SimularAI’s Gemini 2.5 Pro Achieves 41.4% on OS-World, Excels in Pokémon Benchmark with 5 Badges, Surpassing Claude 3.7

Gemini 2.5 Pro, developed by SimularAI, has set a new state-of-the-art (SOTA) performance on the OS-World benchmark, achieving a 41.4% success rate within 50 steps. This surpasses the previous best held by Agent S combined with Claude 3.7, which had a 34.5% success rate.

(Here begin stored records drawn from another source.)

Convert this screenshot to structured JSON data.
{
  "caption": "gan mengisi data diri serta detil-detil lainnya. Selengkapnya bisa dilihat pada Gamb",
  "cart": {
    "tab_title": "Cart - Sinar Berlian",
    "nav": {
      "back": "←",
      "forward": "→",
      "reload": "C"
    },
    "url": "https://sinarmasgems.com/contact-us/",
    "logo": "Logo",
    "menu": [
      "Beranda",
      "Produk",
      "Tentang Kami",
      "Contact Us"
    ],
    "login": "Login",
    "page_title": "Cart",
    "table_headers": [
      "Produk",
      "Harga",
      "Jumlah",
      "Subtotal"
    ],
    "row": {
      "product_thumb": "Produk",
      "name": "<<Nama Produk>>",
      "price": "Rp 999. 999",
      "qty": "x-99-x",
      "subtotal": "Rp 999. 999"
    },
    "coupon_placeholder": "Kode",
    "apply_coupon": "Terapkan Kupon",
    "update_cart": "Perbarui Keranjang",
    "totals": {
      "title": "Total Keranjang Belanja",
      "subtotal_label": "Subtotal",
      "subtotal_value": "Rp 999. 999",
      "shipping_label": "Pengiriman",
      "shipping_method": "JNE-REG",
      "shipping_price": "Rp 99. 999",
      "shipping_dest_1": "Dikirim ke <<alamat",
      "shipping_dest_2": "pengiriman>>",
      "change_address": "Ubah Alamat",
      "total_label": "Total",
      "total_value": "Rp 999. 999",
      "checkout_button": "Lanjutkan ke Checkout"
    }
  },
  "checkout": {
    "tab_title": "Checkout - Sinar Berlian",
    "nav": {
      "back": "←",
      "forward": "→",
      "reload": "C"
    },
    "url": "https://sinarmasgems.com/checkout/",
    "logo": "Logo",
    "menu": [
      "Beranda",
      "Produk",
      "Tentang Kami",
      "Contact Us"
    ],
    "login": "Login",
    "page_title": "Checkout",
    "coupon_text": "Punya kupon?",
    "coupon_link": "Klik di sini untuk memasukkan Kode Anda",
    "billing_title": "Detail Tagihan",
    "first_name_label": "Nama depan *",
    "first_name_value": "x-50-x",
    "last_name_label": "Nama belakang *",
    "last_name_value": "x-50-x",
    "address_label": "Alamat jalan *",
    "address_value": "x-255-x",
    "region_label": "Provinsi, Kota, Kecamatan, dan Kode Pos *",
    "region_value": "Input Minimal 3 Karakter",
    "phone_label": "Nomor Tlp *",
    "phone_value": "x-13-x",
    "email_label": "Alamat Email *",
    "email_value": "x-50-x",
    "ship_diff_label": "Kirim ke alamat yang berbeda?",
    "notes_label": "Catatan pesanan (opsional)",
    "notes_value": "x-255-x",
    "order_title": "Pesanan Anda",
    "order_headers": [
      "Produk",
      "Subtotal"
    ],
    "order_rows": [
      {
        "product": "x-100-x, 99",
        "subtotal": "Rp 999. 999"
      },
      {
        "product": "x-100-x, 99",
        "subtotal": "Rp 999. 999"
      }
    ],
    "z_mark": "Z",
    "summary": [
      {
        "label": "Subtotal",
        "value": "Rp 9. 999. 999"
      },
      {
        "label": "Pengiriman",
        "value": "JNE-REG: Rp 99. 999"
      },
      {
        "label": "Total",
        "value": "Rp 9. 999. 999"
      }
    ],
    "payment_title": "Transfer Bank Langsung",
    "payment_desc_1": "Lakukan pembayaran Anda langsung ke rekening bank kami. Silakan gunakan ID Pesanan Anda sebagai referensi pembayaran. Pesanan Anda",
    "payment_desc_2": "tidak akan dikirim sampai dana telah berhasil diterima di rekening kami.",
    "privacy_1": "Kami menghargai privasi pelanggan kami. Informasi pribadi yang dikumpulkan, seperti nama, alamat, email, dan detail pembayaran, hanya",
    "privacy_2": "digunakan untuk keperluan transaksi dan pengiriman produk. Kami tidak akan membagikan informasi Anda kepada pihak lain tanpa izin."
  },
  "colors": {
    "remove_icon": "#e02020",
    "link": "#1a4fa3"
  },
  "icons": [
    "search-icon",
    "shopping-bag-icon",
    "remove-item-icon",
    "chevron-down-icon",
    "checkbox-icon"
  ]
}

Gemini 2.5 Pro also outperforms competitors from OpenAI and Anthropic, which scored 32.6% and 26%, respectively. The model has demonstrated strong capabilities in completing the Pokémon benchmark, earning its fifth badge, ahead of other models that have only achieved up to three badges. However, some note that the comparison with Claude 3.7 is not entirely equitable, as Gemini 2.5 Pro benefits from fully labeled minimaps, a helper path-finder, and live prompt adjustments, whereas Claude 3.7 operates with only immediate screen visibility and limited navigational support. The Gemini 2.5 Pro's advancements were highlighted during talks and a hackathon at the AGI House event, with demonstrations planned using platforms such as Google AI Studio. The model is regarded as pushing the boundaries of AI agent performance and is gaining recognition as a leading foundation model in this space.